The amount of these accesses are depending on the amount of data most likely it is correlating to the number of HBase regions.
The same access pattern one can see in ZK when one runs the following Java code:
import org.apache.hadoop.hbase.client.*; public class Test { public static void main(String args[]) throws Exception { Connection c = ConnectionFactory.createConnection(); c.close(); } }
The problem with this is that for large tables this creates an enormous amount of session creation which is expensive in ZK, and if the amount of queries to this table is high, then the ZK transaction log is heavily written, and there are way more snapshots created then otherwise due to the amount of createSession closeSession transaction in Zookeeper. In this particular case the Zookeeper data directory was filled with about 24GB of data and caused the device to almost fill under the Zookeeper data directory. ~90% of the data written was createSession and closeSession transactions.
I am not sure what logs I should provide, but reproducing the behaviour is easy enough. In Zookeeper if one enables DEBUG level logging, the logs are showing what is being read by sessions. These sessions live for 1-5ms tops.

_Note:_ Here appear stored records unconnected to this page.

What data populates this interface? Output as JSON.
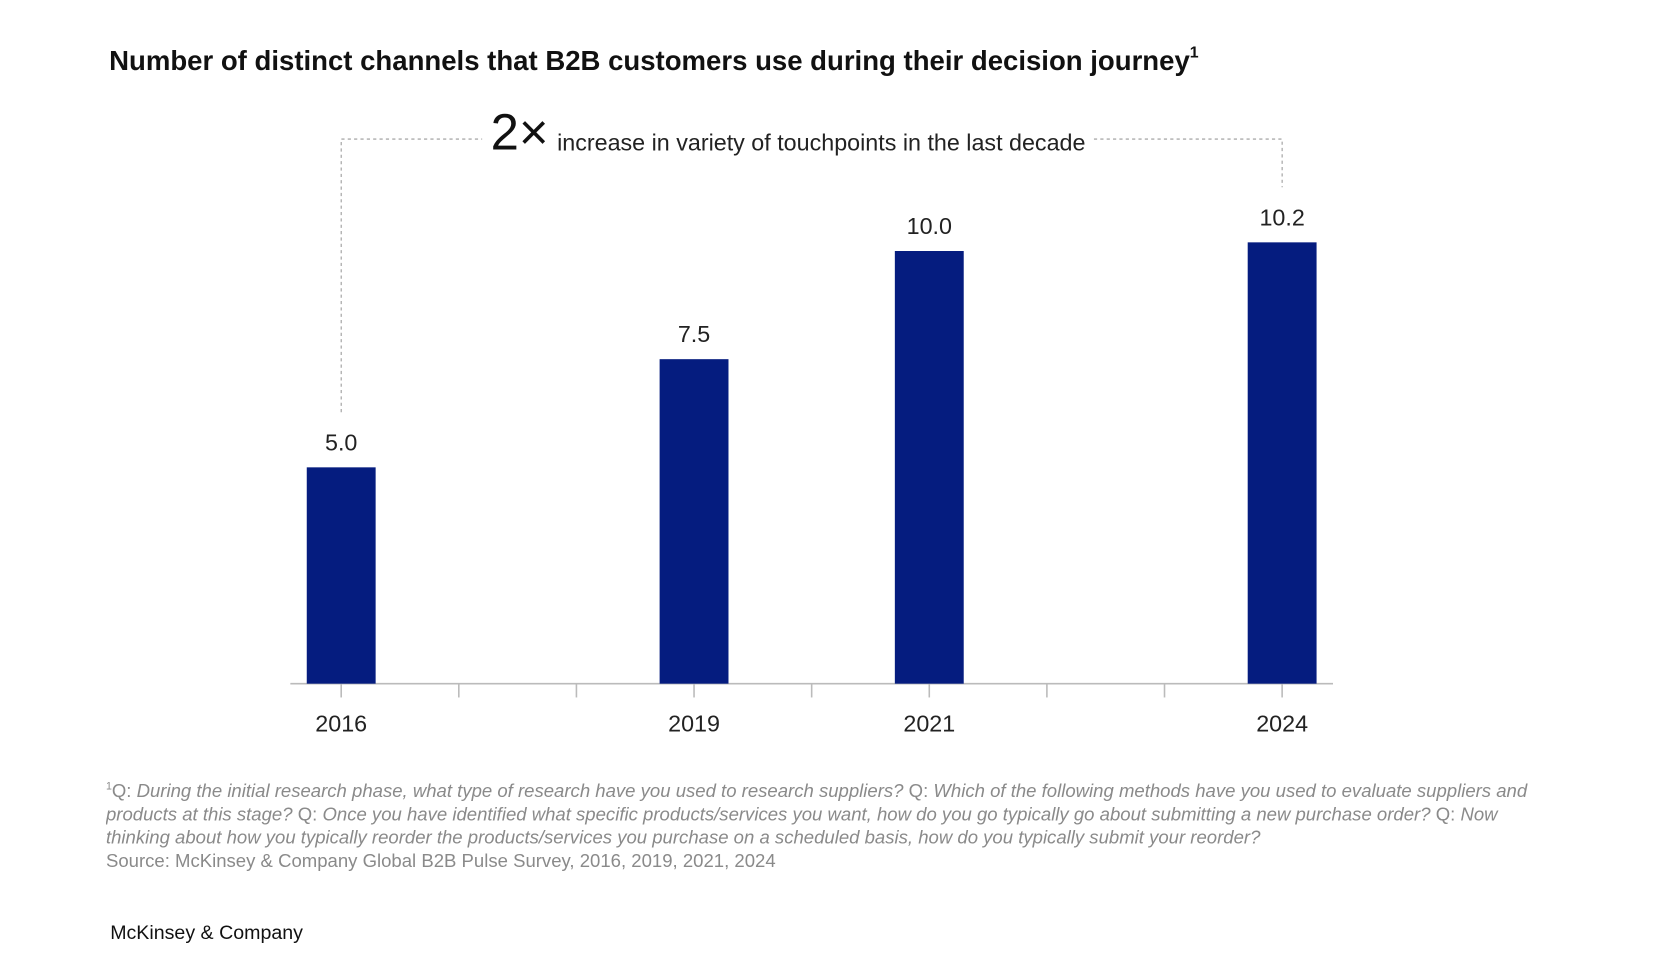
{
  "chart_data": {
    "type": "bar",
    "title": "Number of distinct channels that B2B customers use during their decision journey",
    "title_footnote_marker": "1",
    "annotation": {
      "multiplier": "2×",
      "text": "increase in variety of touchpoints in the last decade"
    },
    "categories": [
      "2016",
      null,
      null,
      "2019",
      null,
      "2021",
      null,
      null,
      "2024"
    ],
    "values": [
      5,
      null,
      null,
      7.5,
      null,
      10,
      null,
      null,
      10.2
    ],
    "value_labels": [
      "5.0",
      null,
      null,
      "7.5",
      null,
      "10.0",
      null,
      null,
      "10.2"
    ],
    "color": "#051c7f",
    "ylim": [
      0,
      12
    ]
  },
  "footnote": {
    "marker": "1",
    "items": [
      {
        "prefix": "Q:",
        "text": "During the initial research phase, what type of research have you used to research suppliers?"
      },
      {
        "prefix": "Q:",
        "text": "Which of the following methods have you used to evaluate suppliers and products at this stage?"
      },
      {
        "prefix": "Q:",
        "text": "Once you have identified what specific products/services you want, how do you go typically go about submitting a new purchase order?"
      },
      {
        "prefix": "Q:",
        "text": "Now thinking about how you typically reorder the products/services you purchase on a scheduled basis, how do you typically submit your reorder?"
      }
    ],
    "source": "Source: McKinsey & Company Global B2B Pulse Survey, 2016, 2019, 2021, 2024"
  },
  "brand": "McKinsey & Company"
}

I imagine that the solution is to somehow share the connection object between the mappers if possible, and use one connection according to the suggestion in the API documentation of ConnectionFactory and request table/admin/any object from the one connection, or at least use only one connection object per map/reduce, and make it a longer living connection that is there for the whole map/reduce lifetime.